“GWAS on Birth Year Infant Mortality Rates Provides Evidence of Recent Natural Selection”, Yuchang Wu, Shiro Furuya, Zihang Wang, Jenna E. Nobles, Jason M. Fletcher, Qiongshi Lu2022-03-13 (, )⁠:

Quantifying natural selection in human populations is a central topic in evolutionary biology and human genetics. Current studies to identify which single-nucleotide polymorphism has undergone selection suffer from limited sample sizes and large uncertainties in the timing of selection.

In this study, we advance the field by showing that a genome-wide association study (GWAS) on infant mortality rate can identify recent selection signals. Our study produces well-powered genome-wide maps for selection.

It replicates 2 selection signals that were detected in a previous study using ancient DNA, substantially improves the resolution on the timing of selection, and provides evidence for very recent selection during World War II. It also provides fundamental insights into how to interpret GWAS results.


Following more than a century of phenotypic measurement of natural selection processes, much recent work explores relationships between molecular genetic measurements and realized fitness in the next generation.

We take an innovative approach to the study of contemporary selective pressure by examining which genetic variants are “sustained” in populations as mortality exposure increases. Specifically, we deploy a so-called “regional GWAS” (genome-wide association study) that links the infant mortality rate (IMR) by place and year in the United Kingdom with common genetic variants among birth cohorts in the UK Biobank. These cohorts (born 193634197054ya) saw a decline in IMR from above 65 to under 20 deaths per 1,000 live births, with substantial subnational variations and spikes alongside wartime exposures.

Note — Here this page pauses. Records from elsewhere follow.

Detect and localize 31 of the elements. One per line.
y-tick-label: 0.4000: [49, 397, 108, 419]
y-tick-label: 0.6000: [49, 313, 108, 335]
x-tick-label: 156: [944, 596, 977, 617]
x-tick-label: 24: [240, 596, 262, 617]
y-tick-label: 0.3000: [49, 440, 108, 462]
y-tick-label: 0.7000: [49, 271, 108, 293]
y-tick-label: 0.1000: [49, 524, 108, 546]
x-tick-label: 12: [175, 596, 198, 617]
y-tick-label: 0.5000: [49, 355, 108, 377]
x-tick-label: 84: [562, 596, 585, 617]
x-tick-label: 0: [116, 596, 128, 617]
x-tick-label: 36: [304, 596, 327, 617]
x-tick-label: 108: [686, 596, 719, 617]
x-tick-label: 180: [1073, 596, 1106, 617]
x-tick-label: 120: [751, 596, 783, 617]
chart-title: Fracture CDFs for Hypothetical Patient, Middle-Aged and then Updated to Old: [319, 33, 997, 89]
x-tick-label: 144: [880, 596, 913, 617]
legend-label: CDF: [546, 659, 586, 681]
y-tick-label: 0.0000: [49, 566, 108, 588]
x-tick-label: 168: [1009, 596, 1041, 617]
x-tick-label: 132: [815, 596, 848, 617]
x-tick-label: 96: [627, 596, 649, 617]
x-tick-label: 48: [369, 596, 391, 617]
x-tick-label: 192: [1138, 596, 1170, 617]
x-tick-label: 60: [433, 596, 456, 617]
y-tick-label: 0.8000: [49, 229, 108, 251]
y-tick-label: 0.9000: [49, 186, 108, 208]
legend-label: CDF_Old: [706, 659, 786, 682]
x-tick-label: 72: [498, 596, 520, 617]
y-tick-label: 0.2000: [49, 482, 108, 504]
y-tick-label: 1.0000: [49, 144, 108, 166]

Our results show several genome-wide statistically-significant loci, including LCT and TLR10/1/6, related to area-level cohort IMR exposure during gestation and infancy. Genetic correlations are found across multiple domains, including fertility, cognition, health behaviors, and health outcomes, suggesting an important role for cohort selection in modern populations.

Genetic Correlation with 50 Complex Traits: We next examined genetic correlation (40) between birth year IMR and a set of 50 traits widely assessed as outcomes of selection processes (Figure 5 & Dataset S4).

Among known target traits of selection (10), we found a statistically-significant correlation with vitamin D but found null results on hair and skin color. Our results are consistent with other approaches showing correlations with genetics of fertility (age at first birth) but do not find effects for number of children ever born, age at menarche, or age at menopause. Recall that Sanjak et al 11 reported inconsistent findings between reproductive success and age at menarche (positive) and age at menopause (negative), which the authors label as “less explicable” than other results; as a comparison, we obtained null results for these 2 traits. Similar to earlier findings (6, 8), we show correlations with EA and cognition, but we extend this finding by showing these results are driven by the direct-EA component and not by the indirect-EA component mediated by family environment (ie. genetic nurture), using methods in Wu et al 41, suggesting that the selection pressure more directly applies to the child’s genetics on education rather than parental behavior that affects their children’s education. The difference in these findings suggest a broader need for caution when examining the genetic correlation findings, as we cannot decouple parental and child genetics in these results. We also find relationships with anthropometrics, like Sanjak et al 11, but substantially extend our domains of interest to show findings for cardiovascular disease, tobacco use, and a variety of mental health conditions. The null findings on birth weight are suggestive that studies linking birthweight to insults akin to those prevailing during the 1930s and 1940s in the United Kingdom are likely capturing the deleterious effects of the disease environment (and accompanying wartime conditions) during that time, versus the differential survival of pregnancies (42, 43).